O filme que Reagan não entendeu: Um Retrato da Mulher Soviética

“Moscou não acredita em lagrimas” é um filme soviético sobre uma mãe solteira que conquistou o Oscar e confundiu um presidente estadunidense. Quatro décadas depois, ele tem mais a dizer sobre nossos relacionamentos do que a maioria dos aplicativos de namoro.

a Mulher Soviética foi retratada em 'Moscou Não Acredita em Lágrimas'

A Mulher Soviética foi retratada em ‘Moscou Não Acredita em Lágrimas’

O cineasta russo Vladimir Menshov ficou mundialmente conhecido por dirigir o longa-metragem Moscou Não Acredita em Lágrimas, que em 1981 foi agraciado com um Oscar de melhor filme estrangeiro.

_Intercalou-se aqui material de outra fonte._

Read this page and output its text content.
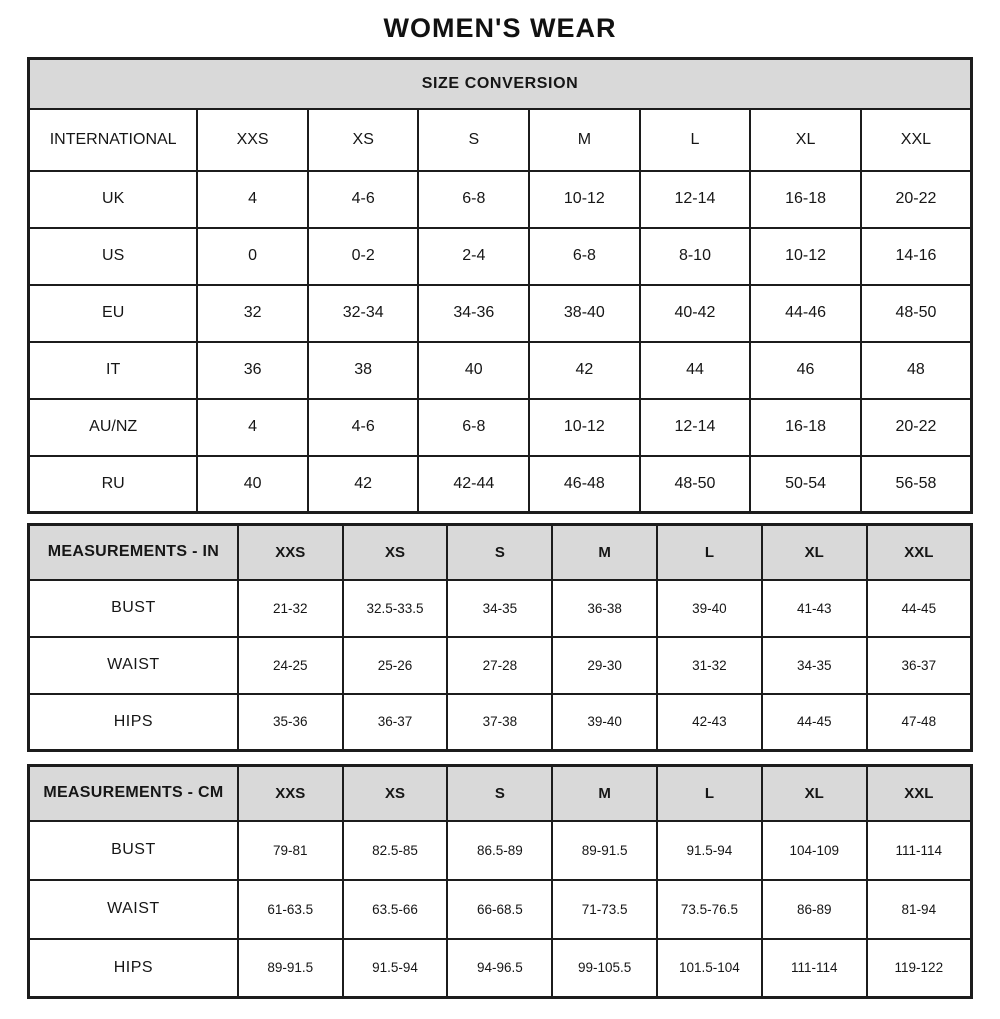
WOMEN'S WEAR
SIZE CONVERSION							
INTERNATIONAL	XXS	XS	S	M	L	XL	XXL
UK	4	4-6	6-8	10-12	12-14	16-18	20-22
US	0	0-2	2-4	6-8	8-10	10-12	14-16
EU	32	32-34	34-36	38-40	40-42	44-46	48-50
IT	36	38	40	42	44	46	48
AU/NZ	4	4-6	6-8	10-12	12-14	16-18	20-22
RU	40	42	42-44	46-48	48-50	50-54	56-58
MEASUREMENTS - IN	XXS	XS	S	M	L	XL	XXL
BUST	21-32	32.5-33.5	34-35	36-38	39-40	41-43	44-45
WAIST	24-25	25-26	27-28	29-30	31-32	34-35	36-37
HIPS	35-36	36-37	37-38	39-40	42-43	44-45	47-48
MEASUREMENTS - CM	XXS	XS	S	M	L	XL	XXL
BUST	79-81	82.5-85	86.5-89	89-91.5	91.5-94	104-109	111-114
WAIST	61-63.5	63.5-66	66-68.5	71-73.5	73.5-76.5	86-89	81-94
HIPS	89-91.5	91.5-94	94-96.5	99-105.5	101.5-104	111-114	119-122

A façanha é incomum para a União Soviética, que teria levado apenas mais uma estatueta ao longo de toda a Guerra Fria. O filme virou uma obsessão para o presidente dos EUA, Ronald Reagan, que teria assistido oito vezes o melodrama cult soviético, declarando não ter entendido nada, segundo conta o portal Janela para a Rússia.

Mas, afinal, o que há de especial nesse filme para, em meio à vigência do socialismo soviético, ter conseguido conquistar a academia de cinema de Hollywood?

Com o objetivo de não estragar a experiência de quem quer assistir a esse filme, disponível gratuitamente na plataforma YouTube, vou abordar algumas das discussões que o cineasta soviético traz sobre os conflitos para a emancipação de uma mulher trabalhadora em meio a uma sociedade socialista.

O enredo nos leva a uma Moscou de 1958 para conhecer a história de três mulheres que são jovens, vindas do interior e estão alojadas numa espécie de casa do estudante, onde buscam uma formação e colocação no mundo do trabalho e no mundo sentimental. A trama acontece a partir do olhar dessas três mulheres e amigas: a divertidamente mentirosa Ludmila (Irina Muravyova), a tímida e sonhadora Tonia (Raisa Ryazanova) e a idealista e dedicada Katia (Vera Alentova), que percebemos como a protagonista dessa narrativa, que ocorre em duas partes.

Katya ambiciona uma vida mais digna por meio do estudo e do trabalho na cidade de Moscou. A vemos já no início do filme se lamentando por não ter conseguido passar no exame de seleção para a faculdade de Engenharia por míseros dois pontos e ser consolada pela amiga Ludmila. Em seguida, ela se envolve nas tramas da amiga e acaba se apaixonando pelo operador de câmera Rudolf (Yuri Vasiliev). Ao descobrir que ela se trata de uma simples operária de fábrica, Rudolf a abandona grávida. Um abandono não só romântico, mas também de classe, motivado pela rejeição ao fato dela ser uma operária.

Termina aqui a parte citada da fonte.